When the syringe needle is removed, the solution is unable to flow from the bag 1, this being prevented by the rubber plug 20. If the syringes are not used within a short time after their filling, they can be preserved in a freezer and then be despatched to the user in hospital in controlled temperature containers.

From the aforegoing description it is apparent that the antibiotic solution can be very easily and quickly formed at the desired concentration in a sterile environment, and that syringes can then be filled likewise easily and economically.

By proceeding in the aforedescribed manner, very important advantages are obtained compared with traditional systems in that it is no longer necessary to preserve the sterile antibiotic in powder form in glass bottles, a considerable reduction in the risk of contamination of the final pharmaceutical product is achieved (with the traditional system, for each syringe the solution has to be prepared individually and be fed into the syringe in environments which are generally not sterile), and there is a considerable cost and ecological saving consequent on the fact that it is no longer necessary to use glass bottles, metal rings, rubber plugs (one for each bottle), glass vials for solvents, etc.

All this leads to a considerable cost reduction, especially because a large number of specialized personnel are no longer required for preparing the individual antibiotic solutions, this being a very costly operation in hospitals or in those places in which a large quantity of antibiotic solutions has to be prepared.

Very considerable advantages are obtained even if the sterile products contained in the bags are not pharmaceutical products but are other products in powder form to be dissolved or dispersed in various liquids for their use, such as cell culture media.

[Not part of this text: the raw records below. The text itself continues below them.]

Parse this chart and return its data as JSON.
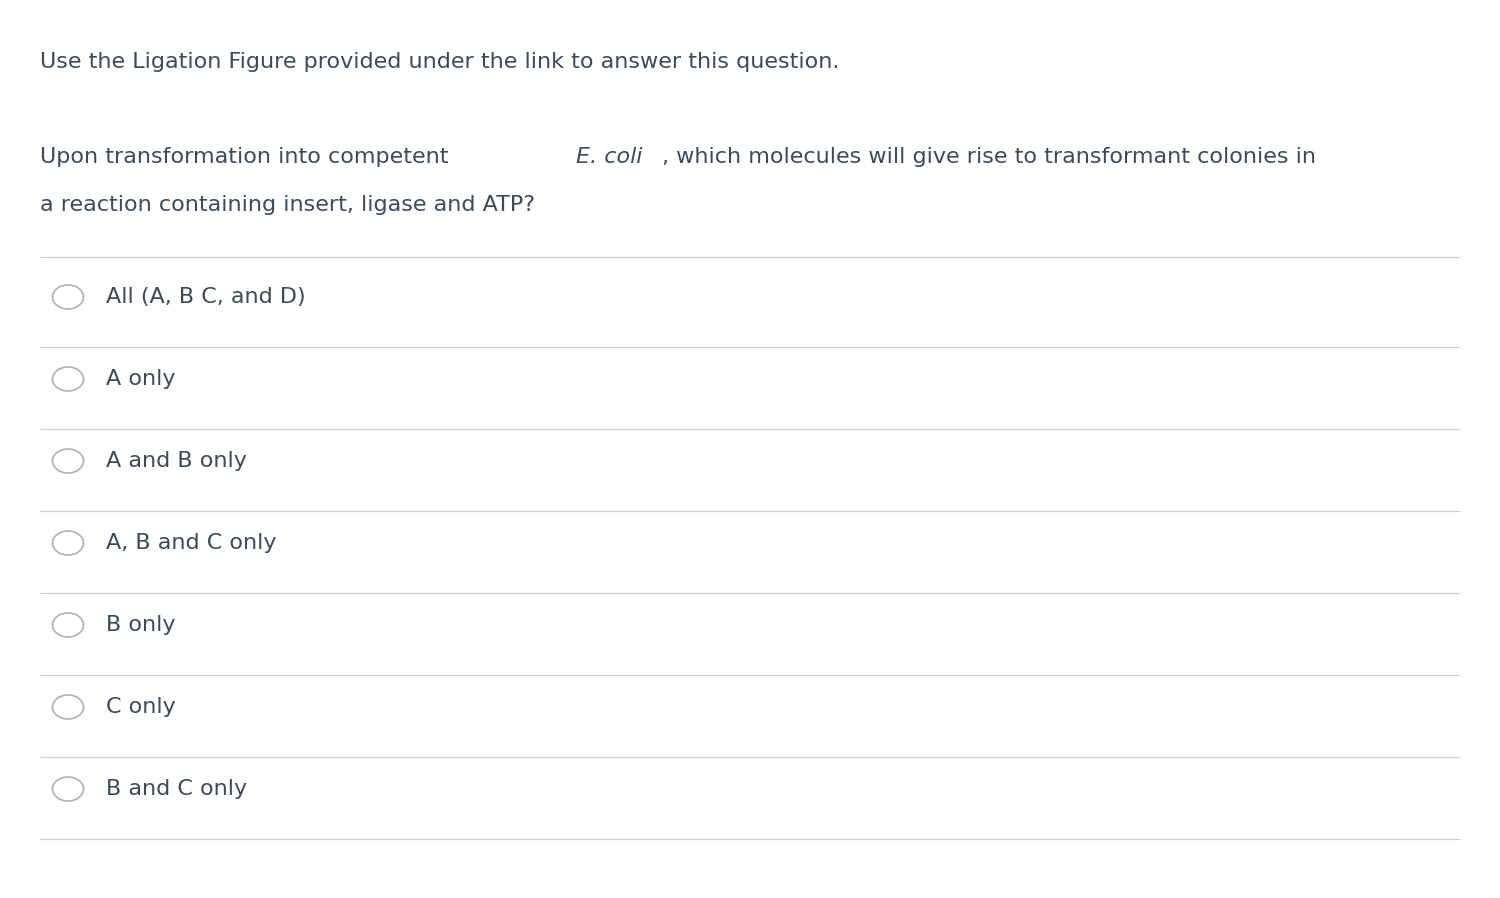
{
  "background_color": "#ffffff",
  "header_text": "Use the Ligation Figure provided under the link to answer this question.",
  "question_line1_pre": "Upon transformation into competent ",
  "question_line1_italic": "E. coli",
  "question_line1_post": ", which molecules will give rise to transformant colonies in",
  "question_line2": "a reaction containing insert, ligase and ATP?",
  "options": [
    "All (A, B C, and D)",
    "A only",
    "A and B only",
    "A, B and C only",
    "B only",
    "C only",
    "B and C only"
  ],
  "text_color": "#3d4a5c",
  "line_color": "#d0d0d0",
  "circle_edge_color": "#b0b0b0",
  "header_fontsize": 16,
  "question_fontsize": 16,
  "option_fontsize": 16,
  "fig_width": 15.0,
  "fig_height": 8.98,
  "dpi": 100
}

In addition to the described bag, the invention also relates to the method for preserving and transporting sterile products in powder form and for dissolving or dispersing them in liquids under sterile conditions, as defined in the introductory part and in the claims accompanying this description.

Claims

Cl aims :

1. A bag for preserving and transporting sterile products in powder form and for forming solutions, dispersions or suspensions of said products therein, the bag being of polyolefin construction, being hermetically sealed at its periphery and having at least one port also of polyolefin construction defining a passageway the two ends of which open inside and respectively outside the bag, said passageway being closed by a breakable membrane forming part of the port and ensuring the maintaining of sterility within the bag, characterised in that the bag contains a sterile product in powder form, the bag capacity exceeding the directly usable volume of the final sterile product solution, dispersion or suspension obtained by feeding a liquid into the bag through said port and said membrane.

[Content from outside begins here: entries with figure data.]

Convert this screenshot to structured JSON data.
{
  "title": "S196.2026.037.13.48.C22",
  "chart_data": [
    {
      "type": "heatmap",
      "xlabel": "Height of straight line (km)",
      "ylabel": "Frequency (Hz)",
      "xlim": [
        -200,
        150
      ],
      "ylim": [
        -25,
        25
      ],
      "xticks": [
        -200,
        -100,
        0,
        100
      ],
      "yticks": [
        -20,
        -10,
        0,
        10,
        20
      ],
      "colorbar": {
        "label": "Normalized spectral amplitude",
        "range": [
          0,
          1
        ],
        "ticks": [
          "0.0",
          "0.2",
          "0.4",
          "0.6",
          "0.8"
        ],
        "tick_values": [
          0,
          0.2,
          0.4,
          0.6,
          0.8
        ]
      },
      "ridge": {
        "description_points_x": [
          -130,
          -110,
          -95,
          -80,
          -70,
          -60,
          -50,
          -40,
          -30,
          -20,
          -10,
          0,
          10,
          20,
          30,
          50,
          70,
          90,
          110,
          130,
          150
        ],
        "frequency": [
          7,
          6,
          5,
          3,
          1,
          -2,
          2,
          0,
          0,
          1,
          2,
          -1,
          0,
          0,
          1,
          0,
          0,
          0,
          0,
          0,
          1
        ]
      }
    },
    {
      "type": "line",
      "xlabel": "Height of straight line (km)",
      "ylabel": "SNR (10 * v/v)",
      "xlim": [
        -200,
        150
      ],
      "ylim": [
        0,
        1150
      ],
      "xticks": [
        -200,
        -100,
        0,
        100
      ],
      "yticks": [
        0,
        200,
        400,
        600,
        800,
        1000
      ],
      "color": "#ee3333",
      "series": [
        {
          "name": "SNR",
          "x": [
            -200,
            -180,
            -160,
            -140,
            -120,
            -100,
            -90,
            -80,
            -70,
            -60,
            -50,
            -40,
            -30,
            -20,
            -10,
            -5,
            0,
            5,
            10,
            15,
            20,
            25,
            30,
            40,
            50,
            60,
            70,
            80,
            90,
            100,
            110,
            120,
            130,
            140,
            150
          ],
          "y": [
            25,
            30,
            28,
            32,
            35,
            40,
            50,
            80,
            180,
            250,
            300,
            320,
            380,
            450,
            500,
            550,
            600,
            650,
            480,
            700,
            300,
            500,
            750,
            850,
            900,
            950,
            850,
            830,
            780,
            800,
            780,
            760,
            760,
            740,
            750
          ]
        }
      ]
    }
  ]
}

2. A bag as claimed in claim 1, characterised in that said polyolefin is low density polyethylene.

3. A bag as claimed in claims 1 and 2, characterised by being enclosed and sealed within an intermediate bag also constructed of polyolefin and inserted into and sealed within an outer bag composed of three layers of different materials bonded together, and of which the inner layer is of polyolefin or polyvinyl chloride, the intermediate layer is of a barrier material, and the outer layer is of polyolefin, nylon or polyester.

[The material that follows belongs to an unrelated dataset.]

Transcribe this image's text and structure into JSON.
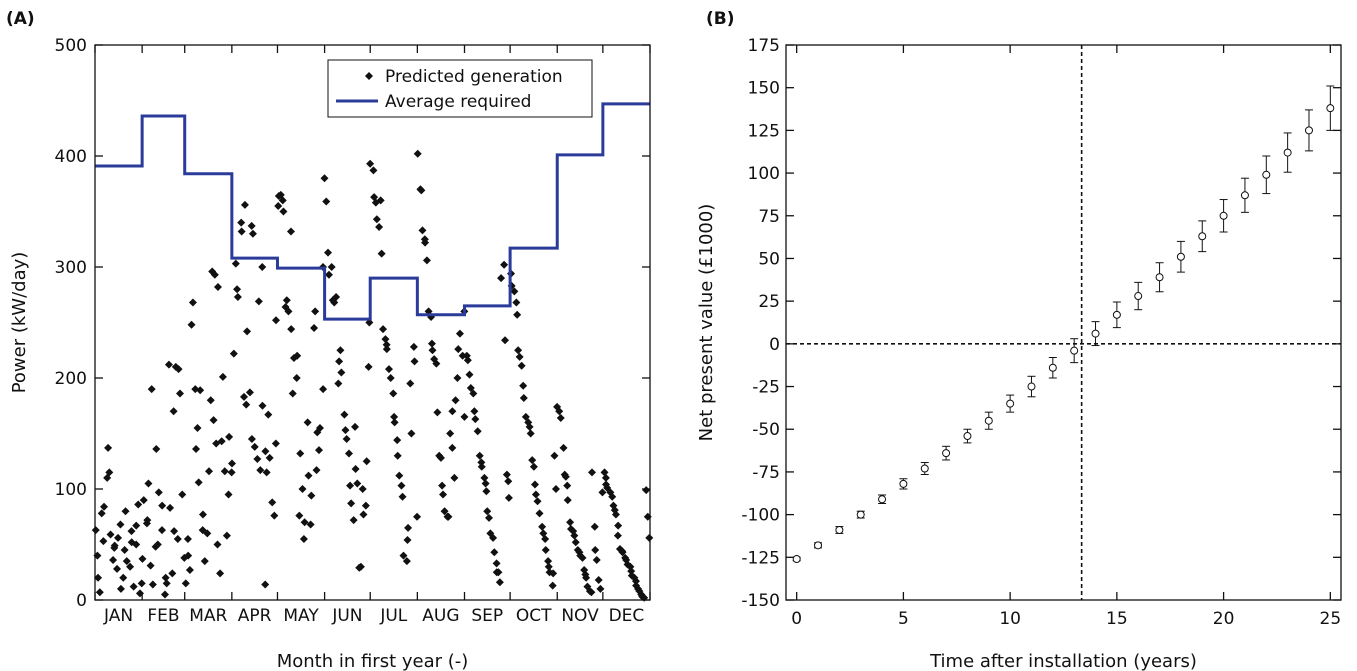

4. A method for preserving and transporting sterile products in powder form and for forming solutions, dispersions or suspensions of said products, characterised in that said products are enclosed and sealed within a sterile bag constructed of flexible material and provided with apertures closed by membranes through which a liquid can be fed into the bag, the minimum capacity of the bag being at least 1.5 times the total volume of the liquid plus the powder fed into the bag.